Beyond Precision and Recall: A Deep Dive Deep into the Tversky Index

Artificial Intelligence

Beyond Precision and Recall: A Deep Dive Deep into the Tversky Index

admin

September 2, 2023

Beyond Precision and Recall: A Deep Dive Deep into the Tversky Index

Exploring another classification metric

On this planet of knowledge science, metrics are the compass that guide our models to success. While many are acquainted with the classic measures of precision and recall, there are literally a big selection of other options which can be value exploring.

In this text, we’ll dive into the Tversky index. This metric, a generalization of the Dice and Jaccard coefficients, may be extremely useful when attempting to balance precision and recall against one another. When implemented as a loss function for neural networks, it could possibly be a robust option to take care of class imbalances.

A fast refresher on precision and recall

Imagine you might be a detective tasked with capturing criminals in your town. In fact, there are 10 criminals roaming the streets.

In your first month, you usher in 8 suspects you assume to be criminals. Only 4 of them find yourself being guilty, while the opposite 4 are innocent.

Should you were a machine learning model, you’d be evaluated against your precision and recall.

Precision asks: “of all those you caught, what number of were criminals?”

Recall asks: “of all of the criminals within the town, what number of did you catch?”
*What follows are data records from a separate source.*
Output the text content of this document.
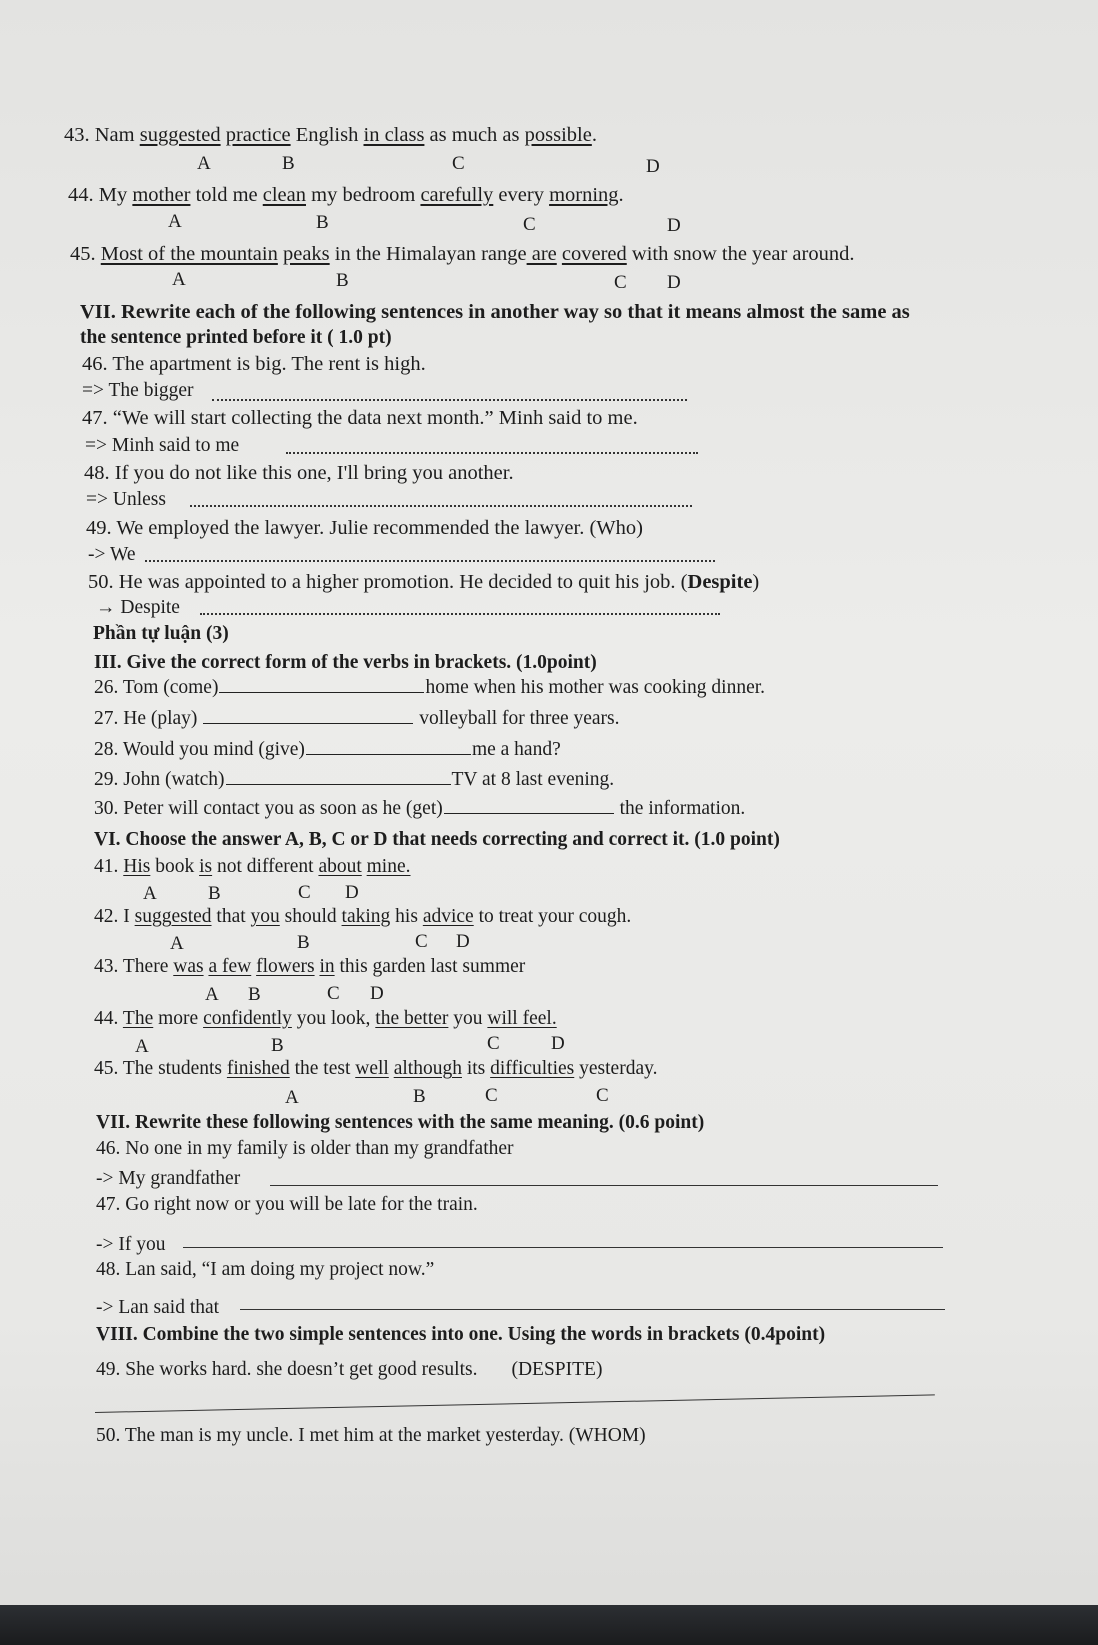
43. Nam suggested practice English in class as much as possible.
A	B	C	D
44. My mother told me clean my bedroom carefully every morning.
A	B	C	D
45. Most of the mountain peaks in the Himalayan range are covered with snow the year around.
A	B	C D
VII. Rewrite each of the following sentences in another way so that it means almost the same as
the sentence printed before it ( 1.0 pt)
46. The apartment is big. The rent is high.
=> The bigger
47. “We will start collecting the data next month.” Minh said to me.
=> Minh said to me
48. If you do not like this one, I'll bring you another.
=> Unless
49. We employed the lawyer. Julie recommended the lawyer. (Who)
-> We
50. He was appointed to a higher promotion. He decided to quit his job. (Despite)
→ Despite
Phần tự luận (3)
III. Give the correct form of the verbs in brackets. (1.0point)
26. Tom (come)	home when his mother was cooking dinner.
27. He (play)	volleyball for three years.
28. Would you mind (give)	me a hand?
29. John (watch)	TV at 8 last evening.
30. Peter will contact you as soon as he (get)	the information.
VI. Choose the answer A, B, C or D that needs correcting and correct it. (1.0 point)
41. His book is not different about mine.
A	B	C D
42. I suggested that you should taking his advice to treat your cough.
A	B	C D
43. There was a few flowers in this garden last summer
A B	C D
44. The more confidently you look, the better you will feel.
A	B	C	D
45. The students finished the test well although its difficulties yesterday.
A	B	C	C
VII. Rewrite these following sentences with the same meaning. (0.6 point)
46. No one in my family is older than my grandfather
-> My grandfather
47. Go right now or you will be late for the train.
-> If you
48. Lan said, “I am doing my project now.”
-> Lan said that
VIII. Combine the two simple sentences into one. Using the words in brackets (0.4point)
49. She works hard. she doesn’t get good results. (DESPITE)
50. The man is my uncle. I met him at the market yesterday. (WHOM)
Precision is a metric that captures how accurate your predictions are, not counting what number of true positives you miss (false negatives). Recall measures how lots of the true positives you capture, regardless of what number of false positives you get.

How do your detective skills rate against these metrics?

precision = 4 / (4 + 4) = 0.5
recall = 4 / (4 + 6) = 0.4

Balancing precision and recall: the F1 metric

In a really perfect world, your classifier has each high precision and high recall. As a measure of how well your classifier is doing against each, the F1 statistic measures the harmonic mean between the 2:

This metric can be sometimes called the Dice similarity coefficient (DSC).